The proposed fare stimulus comes as Ryanair expands its fleet with plans to take on an additional 173 aircraft by the end of March. Ryanair, which had 558 aircraft on June 30, announced a deal this year for as many as 300 Boeing 737 Max jets worth $40 billion. It comes as the Irish firm targets 30% of the European air-travel market by 2034.

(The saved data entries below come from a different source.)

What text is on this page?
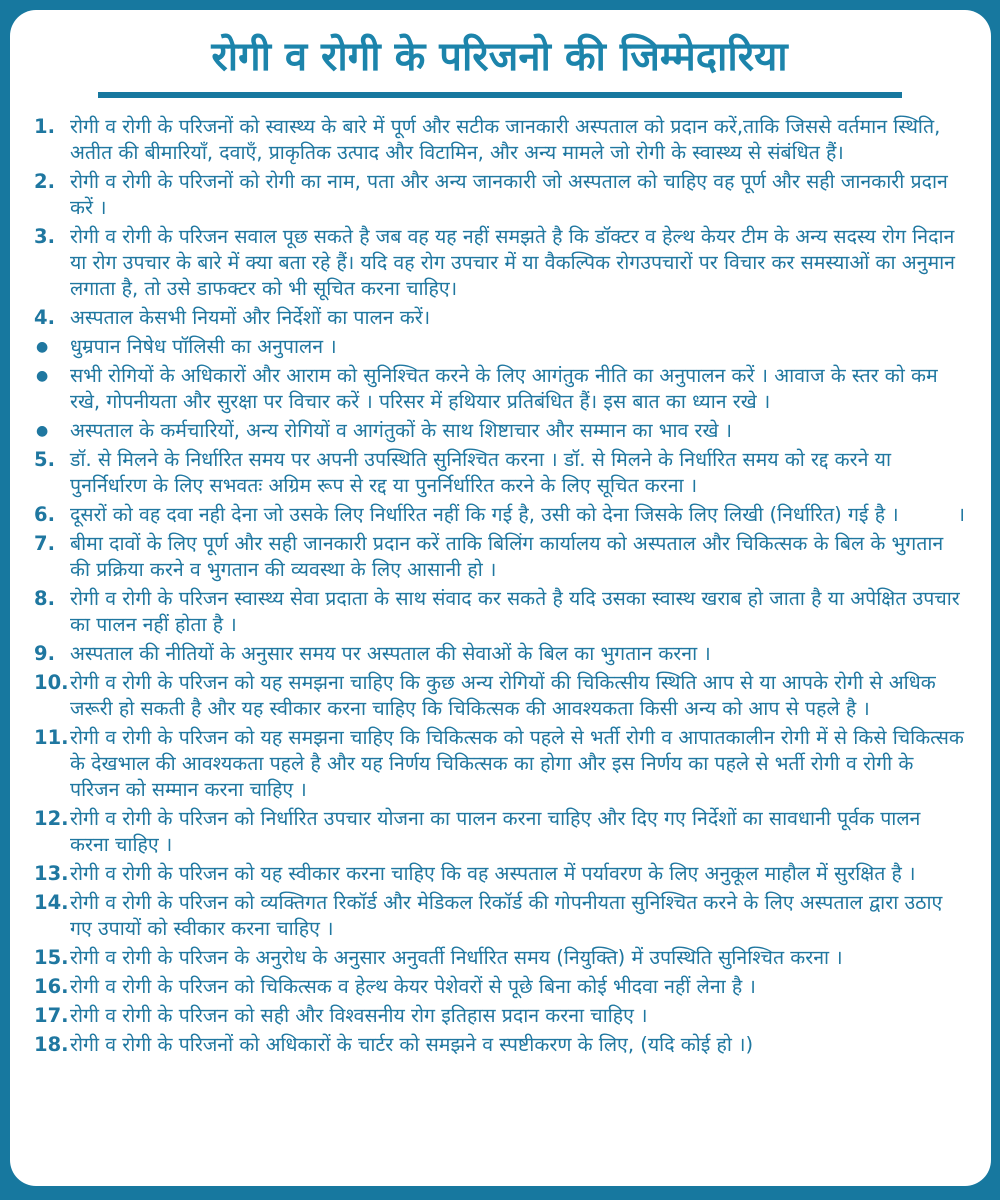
रोगी व रोगी के परिजनो की जिम्मेदारिया
1. रोगी व रोगी के परिजनों को स्वास्थ्य के बारे में पूर्ण और सटीक जानकारी अस्पताल को प्रदान करें,ताकि जिससे वर्तमान स्थिति, अतीत की बीमारियाँ, दवाएँ, प्राकृतिक उत्पाद और विटामिन, और अन्य मामले जो रोगी के स्वास्थ्य से संबंधित हैं।
2. रोगी व रोगी के परिजनों को रोगी का नाम, पता और अन्य जानकारी जो अस्पताल को चाहिए वह पूर्ण और सही जानकारी प्रदान करें ।
3. रोगी व रोगी के परिजन सवाल पूछ सकते है जब वह यह नहीं समझते है कि डॉक्टर व हेल्थ केयर टीम के अन्य सदस्य रोग निदान या रोग उपचार के बारे में क्या बता रहे हैं। यदि वह रोग उपचार में या वैकल्पिक रोगउपचारों पर विचार कर समस्याओं का अनुमान लगाता है, तो उसे डाफक्टर को भी सूचित करना चाहिए।
4. अस्पताल केसभी नियमों और निर्देशों का पालन करें।
●	धुम्रपान निषेध पॉलिसी का अनुपालन ।
●	सभी रोगियों के अधिकारों और आराम को सुनिश्चित करने के लिए आगंतुक नीति का अनुपालन करें । आवाज के स्तर को कम रखे, गोपनीयता और सुरक्षा पर विचार करें । परिसर में हथियार प्रतिबंधित हैं। इस बात का ध्यान रखे ।
●	अस्पताल के कर्मचारियों, अन्य रोगियों व आगंतुकों के साथ शिष्टाचार और सम्मान का भाव रखे ।
5. डॉ. से मिलने के निर्धारित समय पर अपनी उपस्थिति सुनिश्चित करना । डॉ. से मिलने के निर्धारित समय को रद्द करने या पुनर्निर्धारण के लिए सभवतः अग्रिम रूप से रद्द या पुनर्निर्धारित करने के लिए सूचित करना ।
6. दूसरों को वह दवा नही देना जो उसके लिए निर्धारित नहीं कि गई है, उसी को देना जिसके लिए लिखी (निर्धारित) गई है ।	।
7. बीमा दावों के लिए पूर्ण और सही जानकारी प्रदान करें ताकि बिलिंग कार्यालय को अस्पताल और चिकित्सक के बिल के भुगतान की प्रक्रिया करने व भुगतान की व्यवस्था के लिए आसानी हो ।
8. रोगी व रोगी के परिजन स्वास्थ्य सेवा प्रदाता के साथ संवाद कर सकते है यदि उसका स्वास्थ खराब हो जाता है या अपेक्षित उपचार का पालन नहीं होता है ।
9. अस्पताल की नीतियों के अनुसार समय पर अस्पताल की सेवाओं के बिल का भुगतान करना ।
10. रोगी व रोगी के परिजन को यह समझना चाहिए कि कुछ अन्य रोगियों की चिकित्सीय स्थिति आप से या आपके रोगी से अधिक जरूरी हो सकती है और यह स्वीकार करना चाहिए कि चिकित्सक की आवश्यकता किसी अन्य को आप से पहले है ।
11. रोगी व रोगी के परिजन को यह समझना चाहिए कि चिकित्सक को पहले से भर्ती रोगी व आपातकालीन रोगी में से किसे चिकित्सक के देखभाल की आवश्यकता पहले है और यह निर्णय चिकित्सक का होगा और इस निर्णय का पहले से भर्ती रोगी व रोगी के परिजन को सम्मान करना चाहिए ।
12. रोगी व रोगी के परिजन को निर्धारित उपचार योजना का पालन करना चाहिए और दिए गए निर्देशों का सावधानी पूर्वक पालन करना चाहिए ।
13. रोगी व रोगी के परिजन को यह स्वीकार करना चाहिए कि वह अस्पताल में पर्यावरण के लिए अनुकूल माहौल में सुरक्षित है ।
14. रोगी व रोगी के परिजन को व्यक्तिगत रिकॉर्ड और मेडिकल रिकॉर्ड की गोपनीयता सुनिश्चित करने के लिए अस्पताल द्वारा उठाए गए उपायों को स्वीकार करना चाहिए ।
15. रोगी व रोगी के परिजन के अनुरोध के अनुसार अनुवर्ती निर्धारित समय (नियुक्ति) में उपस्थिति सुनिश्चित करना ।
16. रोगी व रोगी के परिजन को चिकित्सक व हेल्थ केयर पेशेवरों से पूछे बिना कोई भीदवा नहीं लेना है ।
17. रोगी व रोगी के परिजन को सही और विश्वसनीय रोग इतिहास प्रदान करना चाहिए ।
18. रोगी व रोगी के परिजनों को अधिकारों के चार्टर को समझने व स्पष्टीकरण के लिए, (यदि कोई हो ।)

Will post-pandemic demand return to the pre-pandemic norm? Most estimates suggest the triumph of linear thinking is unchallenged. When business is poor, they suggest it will continue lower. When it rebounds, they think higher prices are sustainable indefinitely. The truth is a lot more cyclical.
The entire pandemic era is best considered as a pendulum. The massive decline in 2020 was followed by a massive rebound fuelled by stimulus on a truly unprecedented scale. The global trend of rising interest rates, quantitative tightening and eroding consumer balance sheets is driving the pendulum back in the opposite direction.
Disappointing earnings reported by Tesla and Netflix on Friday are a reflection of that trend. Ryanair’s return to bargain basement pricing is an additional reflection of the trend of declining spending power. At least Ryanair is accustomed to a low pricing environment. Older airlines dealing with staff shortages and pensions issues will be in a much worse position.
This is the thin end of the wedge because many companies are still reporting solid earnings. That suggests the time when a broad-based retrenchment may occur is still in the future. Costco Wholesale for example has broken higher from the triangular pattern it had been forming. That’s a bullish signal even if the share is trading on a forward P/E of 40.